The Fayyad-Cohen Spat - What the West Should Learn from this

...To anyone familiar with the Palestinian scene, it’s not hard to conclude that the liar is Fayyad: He’s the one whose life is literally on the line. One Fatah legislator has already called for indicting him on charges of “crimes against the Palestinian people.” But the more serious danger is that Fatah has plenty of experienced killers with no qualms about shooting fellow Palestinians who upset them: See, for instance, the assassinations and attempted assassinations of a senior PA security officer, a Fatah legislator and a governor of Jenin, all attributed by Palestinians to a power struggle between rival Fatah groups.

Evelyn Gordon..
Commentary-Contentions..
06 May '13..

The spat between New York Times columnist Roger Cohen and Palestinian Prime Minister Salam Fayyad must be afflicting liberals with severe cognitive dissonance. But there’s a very important lesson to be drawn from it.

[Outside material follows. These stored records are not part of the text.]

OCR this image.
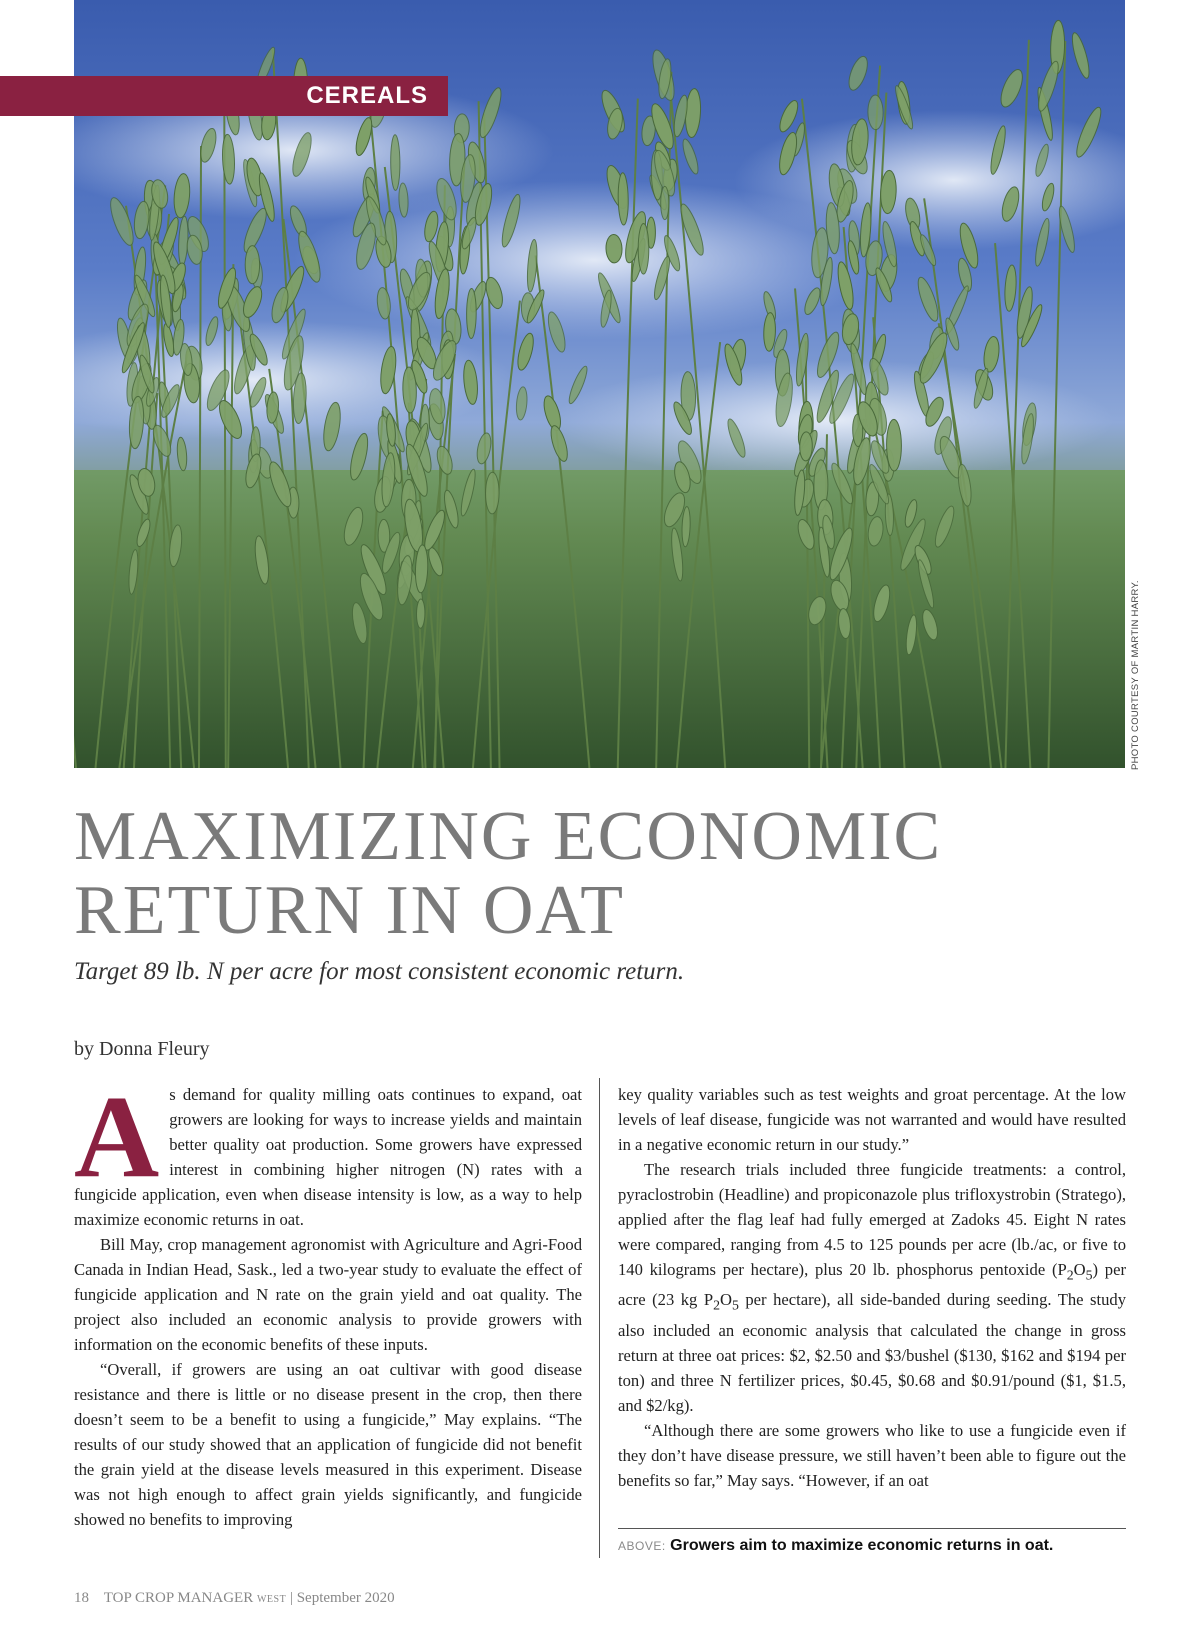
CEREALS
PHOTO COURTESY OF MARTIN HARRY.
MAXIMIZING ECONOMIC
RETURN IN OAT
Target 89 lb. N per acre for most consistent economic return.
by Donna Fleury

As demand for quality milling oats continues to expand, oat growers are looking for ways to increase yields and maintain better quality oat production. Some growers have expressed interest in combining higher nitrogen (N) rates with a fungicide application, even when disease intensity is low, as a way to help maximize economic returns in oat.

Bill May, crop management agronomist with Agriculture and Agri-Food Canada in Indian Head, Sask., led a two-year study to evaluate the effect of fungicide application and N rate on the grain yield and oat quality. The project also included an economic analysis to provide growers with information on the economic benefits of these inputs.

“Overall, if growers are using an oat cultivar with good disease resistance and there is little or no disease present in the crop, then there doesn’t seem to be a benefit to using a fungicide,” May explains. “The results of our study showed that an application of fungicide did not benefit the grain yield at the disease levels measured in this experiment. Disease was not high enough to affect grain yields significantly, and fungicide showed no benefits to improving

key quality variables such as test weights and groat percentage. At the low levels of leaf disease, fungicide was not warranted and would have resulted in a negative economic return in our study.”

The research trials included three fungicide treatments: a control, pyraclostrobin (Headline) and propiconazole plus trifloxystrobin (Stratego), applied after the flag leaf had fully emerged at Zadoks 45. Eight N rates were compared, ranging from 4.5 to 125 pounds per acre (lb./ac, or five to 140 kilograms per hectare), plus 20 lb. phosphorus pentoxide $(P_2O_5)$ per acre (23 kg $P_2O_5$ per hectare), all side-banded during seeding. The study also included an economic analysis that calculated the change in gross return at three oat prices: $2, $2.50 and $3/bushel ($130, $162 and $194 per ton) and three N fertilizer prices, $0.45, $0.68 and $0.91/pound ($1, $1.5, and $2/kg).

“Although there are some growers who like to use a fungicide even if they don’t have disease pressure, we still haven’t been able to figure out the benefits so far,” May says. “However, if an oat

ABOVE: Growers aim to maximize economic returns in oat.
18 TOP CROP MANAGER WEST | September 2020
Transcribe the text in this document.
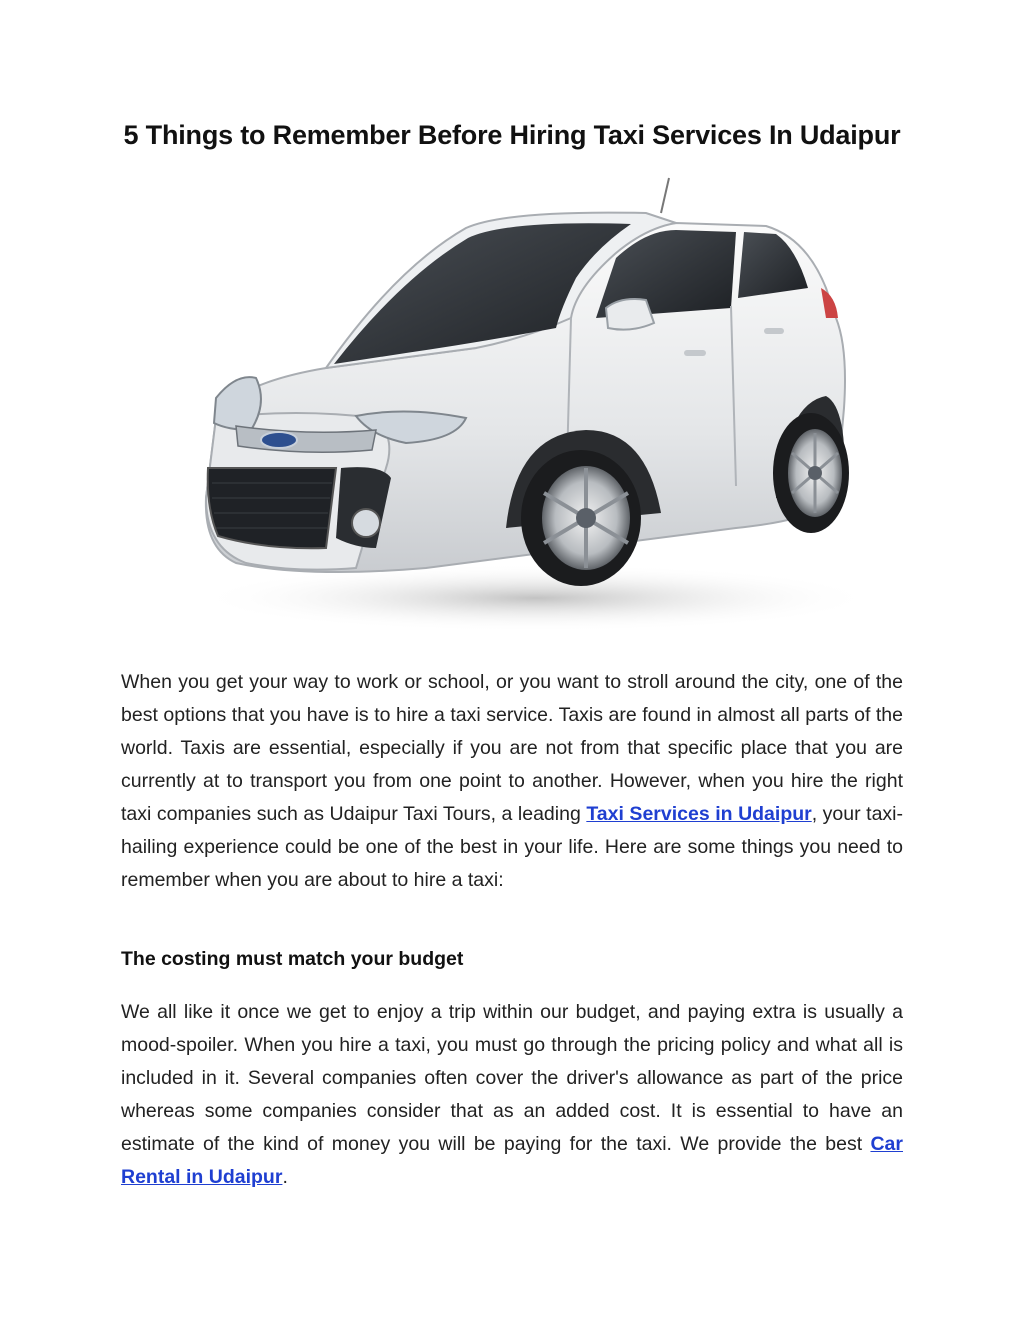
5 Things to Remember Before Hiring Taxi Services In Udaipur
When you get your way to work or school, or you want to stroll around the city, one of the best options that you have is to hire a taxi service. Taxis are found in almost all parts of the world. Taxis are essential, especially if you are not from that specific place that you are currently at to transport you from one point to another. However, when you hire the right taxi companies such as Udaipur Taxi Tours, a leading Taxi Services in Udaipur, your taxi-hailing experience could be one of the best in your life. Here are some things you need to remember when you are about to hire a taxi:
The costing must match your budget
We all like it once we get to enjoy a trip within our budget, and paying extra is usually a mood-spoiler. When you hire a taxi, you must go through the pricing policy and what all is included in it. Several companies often cover the driver's allowance as part of the price whereas some companies consider that as an added cost. It is essential to have an estimate of the kind of money you will be paying for the taxi. We provide the best Car Rental in Udaipur.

The contretemps began when Cohen published a column on Friday that included numerous direct quotes from Fayyad, many of which were highly unflattering to the Palestinian Authority’s ruling party, Fatah. “This party, Fatah, is going to break down, there is so much disenchantment,” Cohen quoted Fayyad as saying. “Our story is a story of failed leadership, from way early on. It is incredible that the fate of the Palestinian people has been in the hands of leaders so entirely casual, so guided by spur-of-the-moment decisions, without seriousness. We don’t strategize, we cut deals in a tactical way and we hold ourselves hostage to our own rhetoric.”

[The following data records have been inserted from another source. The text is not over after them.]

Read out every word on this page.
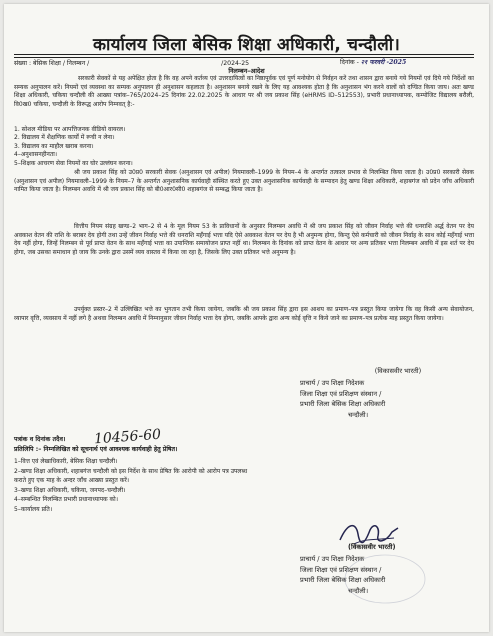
कार्यालय जिला बेसिक शिक्षा अधिकारी, चन्दौली।
संख्या : बेसिक शिक्षा / निलम्बन /	/2024-25	दिनांक - २१ फरवरी -2025
निलम्बन–आदेश
सरकारी सेवकों से यह अपेक्षित होता है कि वह अपने कर्तव्य एवं उत्तरदायित्वों का निष्ठापूर्वक एवं पूर्ण मनोयोग से निर्वहन करें तथा शासन द्वारा बनाये गये नियमों एवं दिये गये निर्देशों का सम्यक अनुपालन करें। नियमों एवं व्यवस्था का सम्यक अनुपालन ही अनुशासन कहलाता है। अनुशासन बनाये रखने के लिए यह आवश्यक होता है कि अनुशासन भंग करने वालों को दण्डित किया जाय। अतः खण्ड शिक्षा अधिकारी, चकिया चन्दौली की आख्या पत्रांक–765/2024–25 दिनांक 22.02.2025 के आधार पर श्री जय प्रकाश सिंह (eHRMS ID–512553), प्रभारी प्रधानाध्यापक, कम्पोजिट विद्यालय बरौली, वि0ख0 चकिया, चन्दौली के विरूद्ध आरोप निम्नवत् है:-
1. सोशल मीडिया पर आपत्तिजनक वीडियो वायरल।
2. विद्यालय में शैक्षणिक कार्यों में रूची न लेना।
3. विद्यालय का माहौल खराब करना।
4–अनुशासनहीनता।
5–शिक्षक आचरण सेवा नियमों का घोर उल्लंघन करना।
श्री जय प्रकाश सिंह को उ0प्र0 सरकारी सेवक (अनुशासन एवं अपील) नियमावली–1999 के नियम–4 के अन्तर्गत तत्काल प्रभाव से निलम्बित किया जाता है। उ0प्र0 सरकारी सेवक (अनुशासन एवं अपील) नियमावली–1999 के नियम–7 के अन्तर्गत अनुशासनिक कार्यवाही संस्थित करते हुए उक्त अनुशासनिक कार्यवाही के सम्पादन हेतु खण्ड शिक्षा अधिकारी, शहाबगंज को प्रदेन जाँच अधिकारी नामित किया जाता है। निलम्बन अवधि में श्री जय प्रकाश सिंह को बी0आर0सी0 शहाबगंज से सम्बद्ध किया जाता है।
वित्तीय नियम संग्रह खण्ड–2 भाग–2 से 4 के मूल नियम 53 के प्राविधानों के अनुसार निलम्बन अवधि में श्री जय प्रकाश सिंह को जीवन निर्वाह भत्ते की धनराशि अर्द्ध वेतन पर देय अवकाश वेतन की राशि के बराबर देय होगी तथा उन्हें जीवन निर्वाह भत्ते की धनराशि महँगाई भत्ता यदि ऐसे अवकाश वेतन पर देय है भी अनुमन्य होगा, किन्तु ऐसे कर्मचारी को जीवन निर्वाह के साथ कोई महँगाई भत्ता देय नहीं होगा, जिन्हें निलम्बन से पूर्व प्राप्त वेतन के साथ महँगाई भत्ता का उपान्तिक समायोजन प्राप्त नहीं था। निलम्बन के दिनांक को प्राप्त वेतन के आधार पर अन्य प्रतिकर भत्ता निलम्बन अवधि में इस शर्त पर देय होगा, जब उसका समाधान हो जाय कि उनके द्वारा उसमें व्यय वास्तव में किया जा रहा है, जिसके लिए उक्त प्रतिकर भत्ते अनुमन्य है।
उपर्युक्त प्रस्तर–2 में उल्लिखित भत्ते का भुगतान तभी किया जायेगा, जबकि श्री जय प्रकाश सिंह द्वारा इस आशय का प्रमाण–पत्र प्रस्तुत किया जायेगा कि वह किसी अन्य सेवायोजन, व्यापार वृत्ति, व्यवसाय में नहीं लगे है अथवा निलम्बन अवधि में निम्नानुसार जीवन निर्वाह भत्ता देय होगा, जबकि आपके द्वारा अन्य कोई वृत्ति न किये जाने का प्रमाण–पत्र प्रत्येक माह प्रस्तुत किया जायेगा।
(विकासवीर भारती)
प्राचार्य / उप शिक्षा निदेशक
जिला शिक्षा एवं प्रशिक्षण संस्थान /
प्रभारी जिला बेसिक शिक्षा अधिकारी
चन्दौली।
पत्रांक व दिनांक तदैव। 10456-60
प्रतिलिपि :– निम्नलिखित को सूचनार्थ एवं आवश्यक कार्यवाही हेतु प्रेषित।
1–वित्त एवं लेखाधिकारी, बेसिक शिक्षा चन्दौली।
2–खण्ड शिक्षा अधिकारी, शहाबगंज चन्दौली को इस निर्देश के साथ प्रेषित कि आरोपी को आरोप पत्र उपलब्ध
कराते हुए एक माह के अन्दर जाँच आख्या प्रस्तुत करें।
3–खण्ड शिक्षा अधिकारी, चकिया, जनपद–चन्दौली।
4–सम्बन्धित निलम्बित प्रभारी प्रधानाध्यापक को।
5–कार्यालय प्रति।
(विकासवीर भारती)
प्राचार्य / उप शिक्षा निदेशक
जिला शिक्षा एवं प्रशिक्षण संस्थान /
प्रभारी जिला बेसिक शिक्षा अधिकारी
चन्दौली।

Fayyad promptly issued a denial. “The statements in the article are just journalist Roger Cohen’s personal impressions, and certainly not the words of Fayyad, who did not make any statements or conduct interviews for the New York Times or any other newspaper or agency since his resignation,” his statement declared. He also accused the paper of “forgery that carries political dimensions with the goal of causing damage and fomenting strife in order to serve positions that are hostile to the Palestinians and their national project at this sensitive and critical phase.”

So to put it bluntly, either the star columnist for America’s leading liberal newspaper fabricated quotes and put them in the mouth of a man he never even spoke with, or America’s favorite Palestinian leader just told a bald-faced lie.

To anyone familiar with the Palestinian scene, it’s not hard to conclude that the liar is Fayyad: He’s the one whose life is literally on the line. One Fatah legislator has already called for indicting him on charges of “crimes against the Palestinian people.” But the more serious danger is that Fatah has plenty of experienced killers with no qualms about shooting fellow Palestinians who upset them: See, for instance, the assassinations and attempted assassinations of a senior PA security officer, a Fatah legislator and a governor of Jenin, all attributed by Palestinians to a power struggle between rival Fatah groups.

But this incident ought to give pause to anyone who is quick to believe every Palestinian atrocity story about Israel. Fayyad has bodyguards; he enjoys the protection of being in the international spotlight; and international credibility is his essential stock-in-trade. Thus, if even he feels threatened enough to risk his credibility by telling bald-faced lies to protect himself, that’s all the more true of ordinary Palestinians, who lack Fayyad’s protections and don’t care about their overseas credibility.

For a Palestinian, it’s always safest to accuse Israel of brutality and abuse, even if the accusations are completely false, because Israeli soldiers won’t kill him for such libels–whereas Palestinian gunmen very well might murder him as a “collaborator” if he went on record as saying, for instance, that Israeli soldiers treated him decently.

So perhaps next time, Westerners should stop and think before uncritically accepting Palestinian atrocity tales as truth. For if Fayyad could so brazenly lie about Cohen, then other Palestinians could just as easily be lying about Israel.